I am declaring the functions using extern keyword. After reading more about it, it seems the extern might be superfluous.

On x86_64 linux, I've never had any issue and used this organisation for years.

But now, the compilation of the library fails on OSX Mavericks (clang: Apple LLVM version 5.1 (clang-503.0.40) (based on LLVM 3.4svn)). It could be problem with my CMake files or worst, a quirk of OSX. The problem is that at linking time (when creating the .dynlib file) it can't find the definitions of the functions. The specific error is:

cmake VERBOSE=1
[...]
Linking CXX shared library libtiming.dylib
/Applications/CMake.app/Contents/bin/cmake -E cmake_link_script CMakeFiles/timingShared.dir/link.txt --verbose=1
/usr/bin/c++   -dynamiclib -Wl,-headerpad_max_install_names   -o libtiming.dylib -install_name @rpath/libtiming.dylib <list of .o files> /Users/me/usr/lib/libone.dylib  -Wl,-rpath,/Users/me/usr/lib
Undefined symbols for architecture x86_64:
"Function_Name(void*)", referenced from:
[...]
ld: symbol(s) not found for architecture x86_64
clang: error: linker command failed with exit code 1 (use -v to see invocation)

My questions are:

  1. Is it possible for a C++ library to use functions that are defined in the program using the library?
  2. If not, what is special about linux compilation that allowed me back then to compile the .so dynamic library even though some symbols are not defined in the objects (only in the main program)?
  3. If it is possible, am I doing something wrong with CMake? Is the linking command posted above just missing something? Should I be using something different than "linking" to get the library I need?

Thank you.

Was it helpful?

Solution 2

Thanks Chris Statton; I had to tell the linker to ignore undefined symbols at link time.

On OSX Mavericks, man ld states:

 -undefined treatment
             Specifies how undefined symbols are to
             be treated. Options are: error, warning,
             suppress, or dynamic_lookup.  The
             default is error.

Passing -undefined dynamic_lookup to the linking process of the question solved the issue.

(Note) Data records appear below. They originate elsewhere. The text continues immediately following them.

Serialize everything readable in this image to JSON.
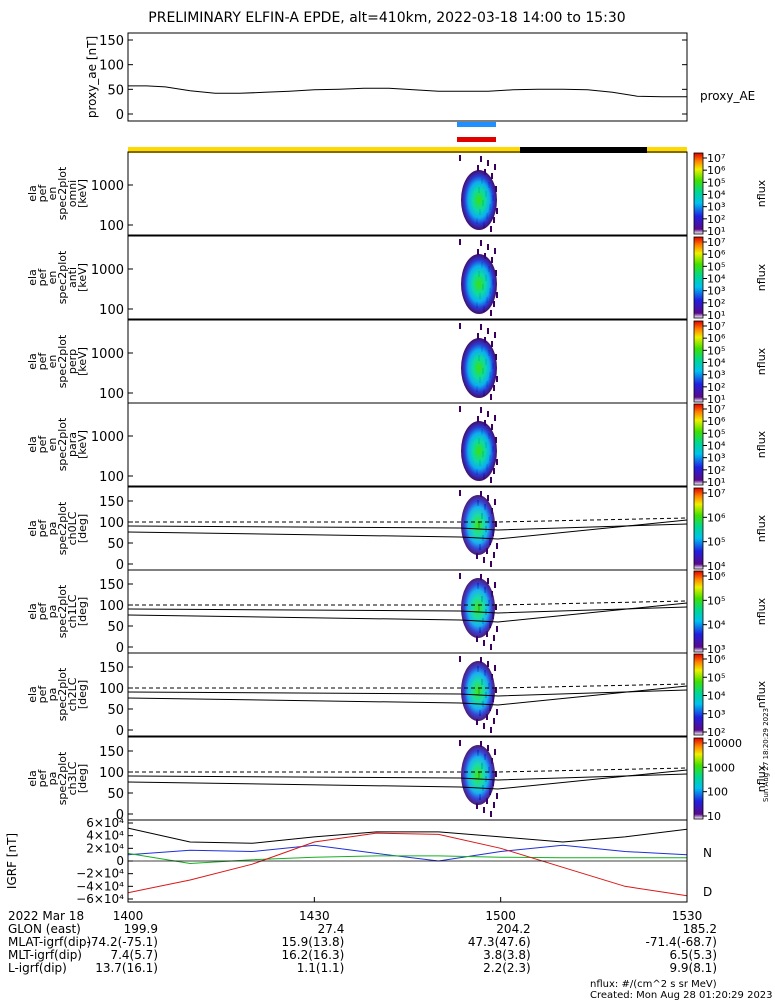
{
  "title": "PRELIMINARY ELFIN-A EPDE, alt=410km, 2022-03-18 14:00 to 15:30",
  "colors": {
    "sun_bar": "#FFD800",
    "eclipse_bar": "#000000",
    "ibo_bar": "#1E90FF",
    "obo_bar": "#E00000",
    "bx": "#1E2FD8",
    "by": "#17B020",
    "bz": "#D81818",
    "bmag": "#000000"
  },
  "chart_data": [
    {
      "type": "line",
      "panel": "proxy_ae",
      "ylabel": "proxy_ae [nT]",
      "series_label": "proxy_AE",
      "ylim": [
        0,
        150
      ],
      "yticks": [
        "150",
        "100",
        "50",
        "0"
      ],
      "x_minutes": [
        0,
        3,
        6,
        10,
        14,
        18,
        22,
        26,
        30,
        34,
        38,
        42,
        46,
        50,
        54,
        58,
        62,
        66,
        70,
        74,
        78,
        82,
        86,
        90
      ],
      "values": [
        57,
        57,
        55,
        47,
        42,
        42,
        44,
        46,
        49,
        50,
        52,
        52,
        49,
        46,
        46,
        46,
        49,
        50,
        50,
        49,
        44,
        36,
        35,
        35
      ]
    },
    {
      "type": "heatmap",
      "panel": "omni",
      "ylabel_lines": [
        "ela",
        "pef",
        "en",
        "spec2plot",
        "omni",
        "[keV]"
      ],
      "yticks": [
        "1000",
        "100"
      ],
      "colorbar_ticks": [
        "10^7",
        "10^6",
        "10^5",
        "10^4",
        "10^3",
        "10^2",
        "10^1"
      ],
      "colorbar_label": "nflux"
    },
    {
      "type": "heatmap",
      "panel": "anti",
      "ylabel_lines": [
        "ela",
        "pef",
        "en",
        "spec2plot",
        "anti",
        "[keV]"
      ],
      "yticks": [
        "1000",
        "100"
      ],
      "colorbar_ticks": [
        "10^7",
        "10^6",
        "10^5",
        "10^4",
        "10^3",
        "10^2",
        "10^1"
      ],
      "colorbar_label": "nflux"
    },
    {
      "type": "heatmap",
      "panel": "perp",
      "ylabel_lines": [
        "ela",
        "pef",
        "en",
        "spec2plot",
        "perp",
        "[keV]"
      ],
      "yticks": [
        "1000",
        "100"
      ],
      "colorbar_ticks": [
        "10^7",
        "10^6",
        "10^5",
        "10^4",
        "10^3",
        "10^2",
        "10^1"
      ],
      "colorbar_label": "nflux"
    },
    {
      "type": "heatmap",
      "panel": "para",
      "ylabel_lines": [
        "ela",
        "pef",
        "en",
        "spec2plot",
        "para",
        "[keV]"
      ],
      "yticks": [
        "1000",
        "100"
      ],
      "colorbar_ticks": [
        "10^7",
        "10^6",
        "10^5",
        "10^4",
        "10^3",
        "10^2",
        "10^1"
      ],
      "colorbar_label": "nflux"
    },
    {
      "type": "heatmap",
      "panel": "ch0LC",
      "ylabel_lines": [
        "ela",
        "pef",
        "pa",
        "spec2plot",
        "ch0LC",
        "[deg]"
      ],
      "yticks": [
        "150",
        "100",
        "50",
        "0"
      ],
      "colorbar_ticks": [
        "10^7",
        "10^6",
        "10^5",
        "10^4"
      ],
      "colorbar_label": "nflux"
    },
    {
      "type": "heatmap",
      "panel": "ch1LC",
      "ylabel_lines": [
        "ela",
        "pef",
        "pa",
        "spec2plot",
        "ch1LC",
        "[deg]"
      ],
      "yticks": [
        "150",
        "100",
        "50",
        "0"
      ],
      "colorbar_ticks": [
        "10^6",
        "10^5",
        "10^4",
        "10^3"
      ],
      "colorbar_label": "nflux"
    },
    {
      "type": "heatmap",
      "panel": "ch2LC",
      "ylabel_lines": [
        "ela",
        "pef",
        "pa",
        "spec2plot",
        "ch2LC",
        "[deg]"
      ],
      "yticks": [
        "150",
        "100",
        "50",
        "0"
      ],
      "colorbar_ticks": [
        "10^6",
        "10^5",
        "10^4",
        "10^3",
        "10^2"
      ],
      "colorbar_label": "nflux"
    },
    {
      "type": "heatmap",
      "panel": "ch3LC",
      "ylabel_lines": [
        "ela",
        "pef",
        "pa",
        "spec2plot",
        "ch3LC",
        "[deg]"
      ],
      "yticks": [
        "150",
        "100",
        "50",
        "0"
      ],
      "colorbar_ticks": [
        "10000",
        "1000",
        "100",
        "10"
      ],
      "colorbar_label": "nflux"
    },
    {
      "type": "line",
      "panel": "igrf",
      "ylabel": "IGRF [nT]",
      "yticks": [
        "6×10⁴",
        "4×10⁴",
        "2×10⁴",
        "0",
        "−2×10⁴",
        "−4×10⁴",
        "−6×10⁴"
      ],
      "ylim": [
        -60000,
        60000
      ],
      "legend": [
        "N",
        "D"
      ],
      "x_minutes": [
        0,
        10,
        20,
        30,
        40,
        50,
        60,
        70,
        80,
        90
      ],
      "series": [
        {
          "name": "N",
          "values": [
            10000,
            17000,
            15000,
            25000,
            12000,
            0,
            15000,
            25000,
            15000,
            10000
          ]
        },
        {
          "name": "",
          "values": [
            12000,
            -4000,
            2000,
            6000,
            8000,
            8000,
            6000,
            5000,
            5000,
            5000
          ]
        },
        {
          "name": "D",
          "values": [
            -50000,
            -30000,
            -5000,
            30000,
            44000,
            42000,
            20000,
            -10000,
            -40000,
            -55000
          ]
        },
        {
          "name": "",
          "values": [
            52000,
            30000,
            28000,
            38000,
            46000,
            46000,
            38000,
            30000,
            38000,
            50000
          ]
        }
      ]
    }
  ],
  "xaxis": {
    "date": "2022 Mar 18",
    "ticks": [
      "1400",
      "1430",
      "1500",
      "1530"
    ],
    "rows": [
      {
        "label": "GLON (east)",
        "values": [
          "199.9",
          "27.4",
          "204.2",
          "185.2"
        ]
      },
      {
        "label": "MLAT-igrf(dip)",
        "values": [
          "-74.2(-75.1)",
          "15.9(13.8)",
          "47.3(47.6)",
          "-71.4(-68.7)"
        ]
      },
      {
        "label": "MLT-igrf(dip)",
        "values": [
          "7.4(5.7)",
          "16.2(16.3)",
          "3.8(3.8)",
          "6.5(5.3)"
        ]
      },
      {
        "label": "L-igrf(dip)",
        "values": [
          "13.7(16.1)",
          "1.1(1.1)",
          "2.2(2.3)",
          "9.9(8.1)"
        ]
      }
    ]
  },
  "side_stamp": "Sun Aug 27 18:20:29 2023",
  "footer": {
    "units": "nflux: #/(cm^2 s sr MeV)",
    "created": "Created: Mon Aug 28 01:20:29 2023"
  }
}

For the CMake part, I had to add the following after the add_library():

set_target_properties(${PROJECT_NAME} PROPERTIES LINK_FLAGS "-undefined dynamic_lookup")

OTHER TIPS

Answer to 1:
The library may have unresolved symbols that need to be resolved. They can be resolved in another library or your program.

However, libraries need to be rebuilt in order to know what functions your program contains. So if a library needs to access a specific function in your program, it needs to be rebuilt with the declaration of that function.

In general, if a library is calling a function outside of its library, that function will be an unresolved symbol and should be declared in a header file.